Ankaram

Senelerdir marş gibi dilimdedir: "Sevmiyorum ben bu şehri." Neden böyle diyor(d)um hep bilmiyorum. Kasvetini sevmiyor(d)um galiba, sıkıcı gri binalarını, sessizliğini, tekdüzeliğini... sonra bir gün Beytepe'ye giderken kafamı kaldırıp gördüğüm şeyle büyülendiğimi hatırlıyorum. Ankara dışında hiçbir yerde görmediğim, İzmir'de de olduğunu duyduğum bir şey: pembe, eflatun bulutlar. Masal gibiydi :) Ama ben sonra bulutları unutup sevmemeye devam ettim Ankara'yı. Yaşadığım yeri reddetmeye çalışmak çocukça bir başkaldırıydı sanırım. Deniz olan bir yere gitmek, binaların kapkara isle kaplı olmadığı bir yere. Belki de bana çok benzediği için kaçmaya çalışıyordum. Gri, sessiz, tekdüze.
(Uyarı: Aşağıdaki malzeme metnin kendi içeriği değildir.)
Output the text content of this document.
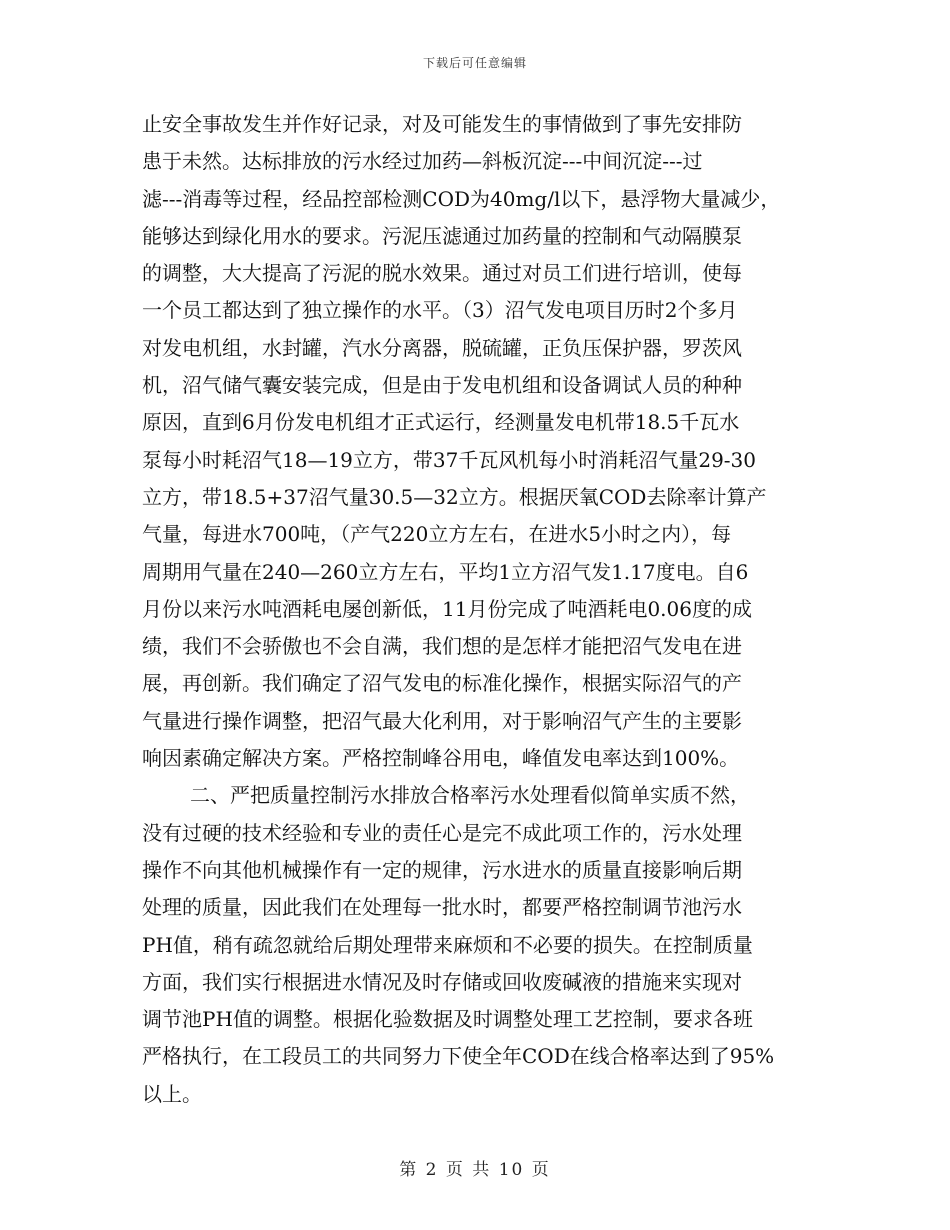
下载后可任意编辑
止安全事故发生并作好记录，对及可能发生的事情做到了事先安排防
患于未然。达标排放的污水经过加药—斜板沉淀---中间沉淀---过
滤---消毒等过程，经品控部检测COD为40mg/l以下，悬浮物大量减少，
能够达到绿化用水的要求。污泥压滤通过加药量的控制和气动隔膜泵
的调整，大大提高了污泥的脱水效果。通过对员工们进行培训，使每
一个员工都达到了独立操作的水平。（3）沼气发电项目历时2个多月
对发电机组，水封罐，汽水分离器，脱硫罐，正负压保护器，罗茨风
机，沼气储气囊安装完成，但是由于发电机组和设备调试人员的种种
原因，直到6月份发电机组才正式运行，经测量发电机带18.5千瓦水
泵每小时耗沼气18—19立方，带37千瓦风机每小时消耗沼气量29-30
立方，带18.5+37沼气量30.5—32立方。根据厌氧COD去除率计算产
气量，每进水700吨，（产气220立方左右，在进水5小时之内），每
周期用气量在240—260立方左右，平均1立方沼气发1.17度电。自6
月份以来污水吨酒耗电屡创新低，11月份完成了吨酒耗电0.06度的成
绩，我们不会骄傲也不会自满，我们想的是怎样才能把沼气发电在进
展，再创新。我们确定了沼气发电的标准化操作，根据实际沼气的产
气量进行操作调整，把沼气最大化利用，对于影响沼气产生的主要影
响因素确定解决方案。严格控制峰谷用电，峰值发电率达到100%。
二、严把质量控制污水排放合格率污水处理看似简单实质不然，
没有过硬的技术经验和专业的责任心是完不成此项工作的，污水处理
操作不向其他机械操作有一定的规律，污水进水的质量直接影响后期
处理的质量，因此我们在处理每一批水时，都要严格控制调节池污水
PH值，稍有疏忽就给后期处理带来麻烦和不必要的损失。在控制质量
方面，我们实行根据进水情况及时存储或回收废碱液的措施来实现对
调节池PH值的调整。根据化验数据及时调整处理工艺控制，要求各班
严格执行，在工段员工的共同努力下使全年COD在线合格率达到了95%
以上。
第 2 页 共 10 页
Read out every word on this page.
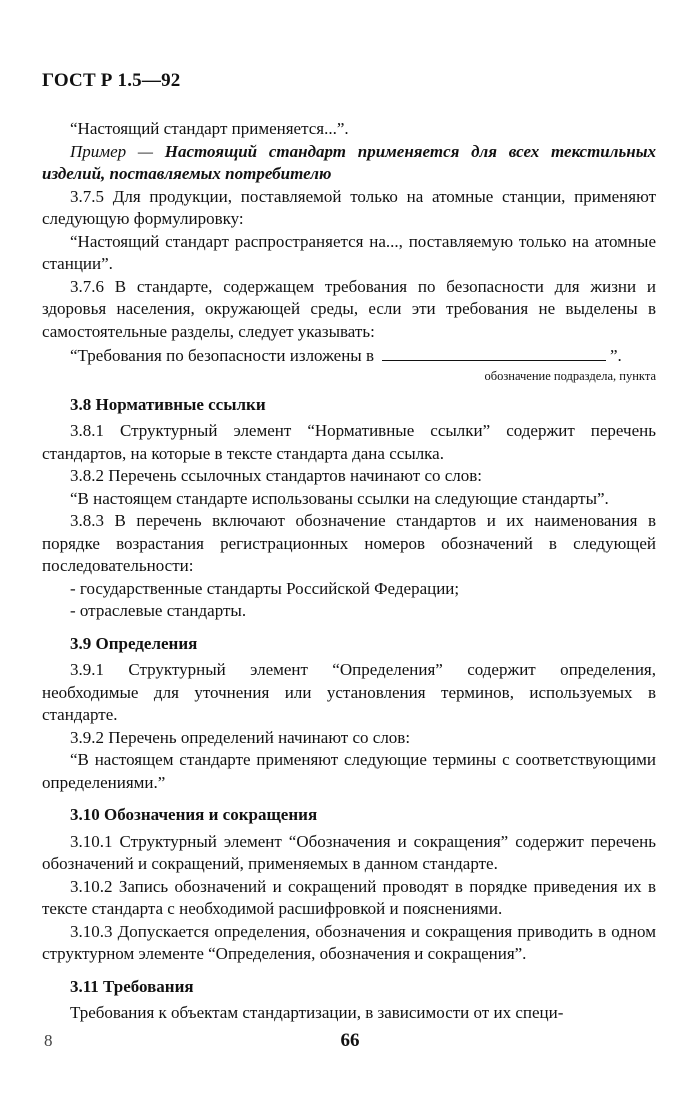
ГОСТ Р 1.5—92

“Настоящий стандарт применяется...”.

Пример — Настоящий стандарт применяется для всех текстильных изделий, поставляемых потребителю

3.7.5 Для продукции, поставляемой только на атомные станции, применяют следующую формулировку:

“Настоящий стандарт распространяется на..., поставляемую только на атомные станции”.

3.7.6 В стандарте, содержащем требования по безопасности для жизни и здоровья населения, окружающей среды, если эти требования не выделены в самостоятельные разделы, следует указывать:

“Требования по безопасности изложены в	”.

обозначение подраздела, пункта

3.8 Нормативные ссылки

3.8.1 Структурный элемент “Нормативные ссылки” содержит перечень стандартов, на которые в тексте стандарта дана ссылка.

3.8.2 Перечень ссылочных стандартов начинают со слов:

“В настоящем стандарте использованы ссылки на следующие стандарты”.

3.8.3 В перечень включают обозначение стандартов и их наименования в порядке возрастания регистрационных номеров обозначений в следующей последовательности:

- государственные стандарты Российской Федерации;

- отраслевые стандарты.

3.9 Определения

3.9.1 Структурный элемент “Определения” содержит определения, необходимые для уточнения или установления терминов, используемых в стандарте.

3.9.2 Перечень определений начинают со слов:

“В настоящем стандарте применяют следующие термины с соответствующими определениями.”

3.10 Обозначения и сокращения

3.10.1 Структурный элемент “Обозначения и сокращения” содержит перечень обозначений и сокращений, применяемых в данном стандарте.

3.10.2 Запись обозначений и сокращений проводят в порядке приведения их в тексте стандарта с необходимой расшифровкой и пояснениями.

3.10.3 Допускается определения, обозначения и сокращения приводить в одном структурном элементе “Определения, обозначения и сокращения”.

3.11 Требования

Требования к объектам стандартизации, в зависимости от их специ-

8	66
Sonra dün beş bininci kez Atatürk Bulvarı'ndan geçtim otobüsle. Ve yine gözlerim doldu. Dişlerimi sıktım ağzım açılmasın diye. İçine ettiler sevmediğim Ankaram'ın. Her yerini inşaata çevirdiler, azıcık ağacı vardı onu da kökten çekip çıkardılar kurusun gitsin diye. Niye? Kimbilir kimin oğlunun kızınaın cebine para girebilsin diye.
Ankara'yla birlikte ben de değiştim. Kasvetim, ciddiyetim, sıradanlığım aynı. Ama hayal kurmama izin veren çocuksu bir iyimserliğim vardı eskiden, birdenbire gelen, her şeyin iyi olacağına inanmamı sağlayan. Artık yok. Artık çocuk değilim. Biliyorum ki şehrimi, beni yok etmeye çalışacaklar bu ülkede hep. Edemeyecekler, ama yıpratacaklar. Kıracaklar, deşecekler, olmadığım bir şeye dönüştürmeye çalışacaklar.
İyimser değilim, doğru. Ama teslimiyetçi hiç değilim.
Dönüşmeyeceğim: ve işte bu da Ankara'dan kopuşumun sebebi olacak bir gün sanırım.